Times are changing for those who sell things for a living. Whether you’re on an exhibition stand or in face-to-face presentations, the old-school way of presenting a series of slides or images is dying fast. Attention span is falling dramatically and to many people this kind of “linear lecturing” is just boring.
What’s replacing it? New interactive multi-layered presentations that allow users to jump smoothly from one aspect to another on request – basically, the ability to instantly call up any relevant data, at any time.
In recent years, mainly with exhibition stands and websites in mind, some companies have replaced static images with 3D animations. This was a big improvement – its more entertaining and can demonstrate many aspects of a product in a very short space of time.

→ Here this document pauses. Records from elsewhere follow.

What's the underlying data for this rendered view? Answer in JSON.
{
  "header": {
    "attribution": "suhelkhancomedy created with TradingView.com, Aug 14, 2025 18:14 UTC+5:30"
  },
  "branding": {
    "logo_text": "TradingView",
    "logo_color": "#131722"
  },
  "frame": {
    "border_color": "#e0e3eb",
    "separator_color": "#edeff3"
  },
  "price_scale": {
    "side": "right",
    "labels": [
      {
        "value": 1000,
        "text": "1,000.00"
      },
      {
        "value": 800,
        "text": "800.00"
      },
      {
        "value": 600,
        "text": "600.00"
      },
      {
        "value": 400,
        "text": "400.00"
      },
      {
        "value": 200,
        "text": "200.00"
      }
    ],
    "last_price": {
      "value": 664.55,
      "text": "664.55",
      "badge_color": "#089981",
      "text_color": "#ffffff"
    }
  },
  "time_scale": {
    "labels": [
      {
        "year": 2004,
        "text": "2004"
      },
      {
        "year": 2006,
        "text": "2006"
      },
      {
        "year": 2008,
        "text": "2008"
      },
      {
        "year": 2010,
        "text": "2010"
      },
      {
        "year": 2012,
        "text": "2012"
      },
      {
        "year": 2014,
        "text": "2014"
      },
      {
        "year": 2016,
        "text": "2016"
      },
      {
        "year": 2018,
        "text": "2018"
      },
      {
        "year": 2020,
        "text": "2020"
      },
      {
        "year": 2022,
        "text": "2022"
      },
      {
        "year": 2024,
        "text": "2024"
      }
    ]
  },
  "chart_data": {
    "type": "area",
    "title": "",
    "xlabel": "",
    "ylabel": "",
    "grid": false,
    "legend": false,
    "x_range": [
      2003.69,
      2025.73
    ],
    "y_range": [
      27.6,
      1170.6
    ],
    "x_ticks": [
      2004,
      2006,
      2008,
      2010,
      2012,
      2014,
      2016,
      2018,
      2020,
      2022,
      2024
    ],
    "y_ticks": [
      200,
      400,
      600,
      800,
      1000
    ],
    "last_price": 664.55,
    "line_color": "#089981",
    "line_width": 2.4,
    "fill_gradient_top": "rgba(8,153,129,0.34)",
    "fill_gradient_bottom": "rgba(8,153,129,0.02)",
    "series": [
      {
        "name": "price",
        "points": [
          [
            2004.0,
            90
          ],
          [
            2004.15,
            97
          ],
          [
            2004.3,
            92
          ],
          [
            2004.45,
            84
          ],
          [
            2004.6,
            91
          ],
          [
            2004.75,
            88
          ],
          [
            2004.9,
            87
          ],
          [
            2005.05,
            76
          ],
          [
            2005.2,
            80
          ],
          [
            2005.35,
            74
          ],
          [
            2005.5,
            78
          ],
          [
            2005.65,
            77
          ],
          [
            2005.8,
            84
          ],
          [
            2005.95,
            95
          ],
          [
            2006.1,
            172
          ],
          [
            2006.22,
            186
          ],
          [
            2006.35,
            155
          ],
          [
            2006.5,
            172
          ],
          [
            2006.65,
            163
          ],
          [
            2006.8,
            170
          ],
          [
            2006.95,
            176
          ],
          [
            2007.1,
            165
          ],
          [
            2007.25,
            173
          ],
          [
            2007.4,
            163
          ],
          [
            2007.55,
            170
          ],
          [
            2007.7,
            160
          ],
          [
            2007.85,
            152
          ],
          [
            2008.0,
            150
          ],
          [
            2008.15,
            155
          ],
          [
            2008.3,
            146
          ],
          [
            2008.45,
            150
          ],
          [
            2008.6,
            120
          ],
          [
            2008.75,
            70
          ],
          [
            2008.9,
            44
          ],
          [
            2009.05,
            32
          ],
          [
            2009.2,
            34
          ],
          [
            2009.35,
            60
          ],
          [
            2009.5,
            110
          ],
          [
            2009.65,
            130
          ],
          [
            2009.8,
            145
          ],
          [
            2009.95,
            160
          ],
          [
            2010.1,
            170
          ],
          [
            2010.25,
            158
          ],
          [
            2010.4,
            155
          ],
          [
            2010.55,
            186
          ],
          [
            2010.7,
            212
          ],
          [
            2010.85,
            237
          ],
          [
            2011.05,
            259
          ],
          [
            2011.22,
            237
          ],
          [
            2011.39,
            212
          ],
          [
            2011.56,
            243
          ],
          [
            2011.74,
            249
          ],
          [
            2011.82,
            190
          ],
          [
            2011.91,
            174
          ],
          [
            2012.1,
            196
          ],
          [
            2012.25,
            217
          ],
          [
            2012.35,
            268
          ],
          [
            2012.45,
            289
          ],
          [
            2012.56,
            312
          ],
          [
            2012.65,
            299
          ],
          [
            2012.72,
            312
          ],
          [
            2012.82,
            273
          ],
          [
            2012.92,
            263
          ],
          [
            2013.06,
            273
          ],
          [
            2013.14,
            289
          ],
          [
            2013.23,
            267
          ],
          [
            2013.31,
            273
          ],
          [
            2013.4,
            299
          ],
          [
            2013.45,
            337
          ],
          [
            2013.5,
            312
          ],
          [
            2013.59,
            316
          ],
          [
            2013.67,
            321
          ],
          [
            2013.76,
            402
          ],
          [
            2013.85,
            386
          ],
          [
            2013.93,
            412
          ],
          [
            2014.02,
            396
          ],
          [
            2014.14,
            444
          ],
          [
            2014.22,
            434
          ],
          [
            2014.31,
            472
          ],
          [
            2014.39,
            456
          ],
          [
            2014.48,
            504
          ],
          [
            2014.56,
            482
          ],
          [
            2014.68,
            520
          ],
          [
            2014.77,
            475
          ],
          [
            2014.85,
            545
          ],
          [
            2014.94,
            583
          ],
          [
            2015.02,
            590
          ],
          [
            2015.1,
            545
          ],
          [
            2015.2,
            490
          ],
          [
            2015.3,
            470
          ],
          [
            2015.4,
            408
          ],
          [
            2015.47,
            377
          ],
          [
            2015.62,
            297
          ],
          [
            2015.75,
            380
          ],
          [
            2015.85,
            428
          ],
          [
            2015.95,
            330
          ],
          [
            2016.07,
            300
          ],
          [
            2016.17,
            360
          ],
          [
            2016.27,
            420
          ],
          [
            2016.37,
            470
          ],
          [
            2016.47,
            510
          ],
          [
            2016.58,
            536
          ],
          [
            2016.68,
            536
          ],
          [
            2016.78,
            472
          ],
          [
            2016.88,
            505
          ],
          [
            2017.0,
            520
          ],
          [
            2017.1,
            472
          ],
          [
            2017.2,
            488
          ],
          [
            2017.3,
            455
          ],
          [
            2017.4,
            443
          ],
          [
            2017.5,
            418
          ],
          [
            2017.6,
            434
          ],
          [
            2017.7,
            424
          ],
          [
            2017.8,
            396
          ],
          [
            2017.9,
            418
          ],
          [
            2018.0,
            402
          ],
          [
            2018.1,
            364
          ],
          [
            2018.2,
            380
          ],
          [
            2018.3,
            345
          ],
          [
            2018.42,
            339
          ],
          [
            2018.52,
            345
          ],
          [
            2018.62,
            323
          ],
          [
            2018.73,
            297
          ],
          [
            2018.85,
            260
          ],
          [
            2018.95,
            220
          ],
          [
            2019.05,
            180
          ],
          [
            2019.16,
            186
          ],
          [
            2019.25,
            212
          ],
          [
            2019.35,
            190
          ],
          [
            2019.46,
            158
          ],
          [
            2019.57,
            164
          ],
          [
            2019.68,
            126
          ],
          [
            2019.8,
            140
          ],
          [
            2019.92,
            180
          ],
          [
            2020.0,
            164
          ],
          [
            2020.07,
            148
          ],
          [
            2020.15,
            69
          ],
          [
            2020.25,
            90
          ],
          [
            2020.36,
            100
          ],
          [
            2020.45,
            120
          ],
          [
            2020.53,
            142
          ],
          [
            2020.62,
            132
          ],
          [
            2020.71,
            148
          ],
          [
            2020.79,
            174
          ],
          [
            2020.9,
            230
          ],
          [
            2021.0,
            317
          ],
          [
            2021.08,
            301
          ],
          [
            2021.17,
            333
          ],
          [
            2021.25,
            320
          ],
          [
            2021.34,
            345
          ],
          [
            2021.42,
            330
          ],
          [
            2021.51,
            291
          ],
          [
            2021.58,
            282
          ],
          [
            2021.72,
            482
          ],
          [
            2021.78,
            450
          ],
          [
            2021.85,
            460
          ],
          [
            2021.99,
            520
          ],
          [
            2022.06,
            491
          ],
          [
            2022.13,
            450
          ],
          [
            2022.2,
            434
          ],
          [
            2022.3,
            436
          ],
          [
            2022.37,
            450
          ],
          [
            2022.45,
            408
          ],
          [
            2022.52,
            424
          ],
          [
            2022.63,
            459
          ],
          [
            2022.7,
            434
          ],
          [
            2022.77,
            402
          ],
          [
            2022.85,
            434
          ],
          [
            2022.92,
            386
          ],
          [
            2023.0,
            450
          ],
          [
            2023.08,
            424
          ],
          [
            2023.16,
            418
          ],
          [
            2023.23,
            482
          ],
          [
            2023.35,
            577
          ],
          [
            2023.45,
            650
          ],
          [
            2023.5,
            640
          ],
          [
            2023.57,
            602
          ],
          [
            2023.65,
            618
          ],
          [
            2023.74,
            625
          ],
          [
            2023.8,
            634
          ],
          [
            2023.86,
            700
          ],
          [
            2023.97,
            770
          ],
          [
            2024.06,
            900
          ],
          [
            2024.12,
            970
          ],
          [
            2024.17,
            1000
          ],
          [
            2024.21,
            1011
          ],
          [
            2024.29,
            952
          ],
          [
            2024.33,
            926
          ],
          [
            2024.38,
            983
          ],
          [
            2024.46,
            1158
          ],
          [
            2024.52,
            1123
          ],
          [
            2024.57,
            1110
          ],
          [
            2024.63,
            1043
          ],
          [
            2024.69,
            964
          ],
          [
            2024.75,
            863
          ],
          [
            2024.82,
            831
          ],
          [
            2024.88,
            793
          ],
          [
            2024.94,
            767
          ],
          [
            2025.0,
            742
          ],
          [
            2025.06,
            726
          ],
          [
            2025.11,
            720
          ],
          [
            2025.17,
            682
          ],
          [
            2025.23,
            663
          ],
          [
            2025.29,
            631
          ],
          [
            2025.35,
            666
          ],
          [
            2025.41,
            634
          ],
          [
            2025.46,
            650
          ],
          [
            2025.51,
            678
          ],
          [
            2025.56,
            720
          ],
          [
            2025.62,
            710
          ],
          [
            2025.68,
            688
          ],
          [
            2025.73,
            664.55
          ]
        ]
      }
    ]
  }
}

There is still a place, especially in engineering sectors, for demonstrating the actual, physical product – nothing wrong with that – but for this reason many engineering companies have been slow to begin their digital journey. And for those who are just starting – take note – animators already know that five minute animations, unless they are really dramatic (and therefore expensive) are too long to maintain the attention of most.
So, what to do, especially if you have a complex product or process you need to explain?
Well, consider embedding your animations within a interactive video-player (iVP). This “chapterises” the animation so that you can watch the whole thing, or navigate directly to a specific sequence, or replay sections at will. It may sounds complex and expensive, but it isn’t – its quite easy to do and the use of iVPs for animations is rising fast.
But what about companies with lots of products or services who need animations of each? The answer is an interactive map (iM).
Its needn’t be anything to do with a map – though many of them do use a map as a homepage (e.g. an interactive city or interactive petrochem plant). Rather, its a way of depicting the full range of products or services available, then letting the user choose which ones they want to look at.
iMs have lots of navigational capability, so you can move seamlessly from one animation to another, then back again, without losing your place – and you can also embed and call up other things like PDFs, images, technical drawings, quality statements, videos – pretty much anything that you have.
These presentational iMs don’t have to be fancy, they just need well-designed functionality – and they can be modified or extended at will. For complex company groups, you can also design them to have a single homepage or to have a different “face” for each subsidiary or division.
So, animations can be contained within iVPs, which in turn can be contained within an iM.
Still with me? Actually, you don’t need to worry about it – any decent animation house will sort it out for you and you’ll end up with a presentation system that looks great and makes you appear slick, professional and cool.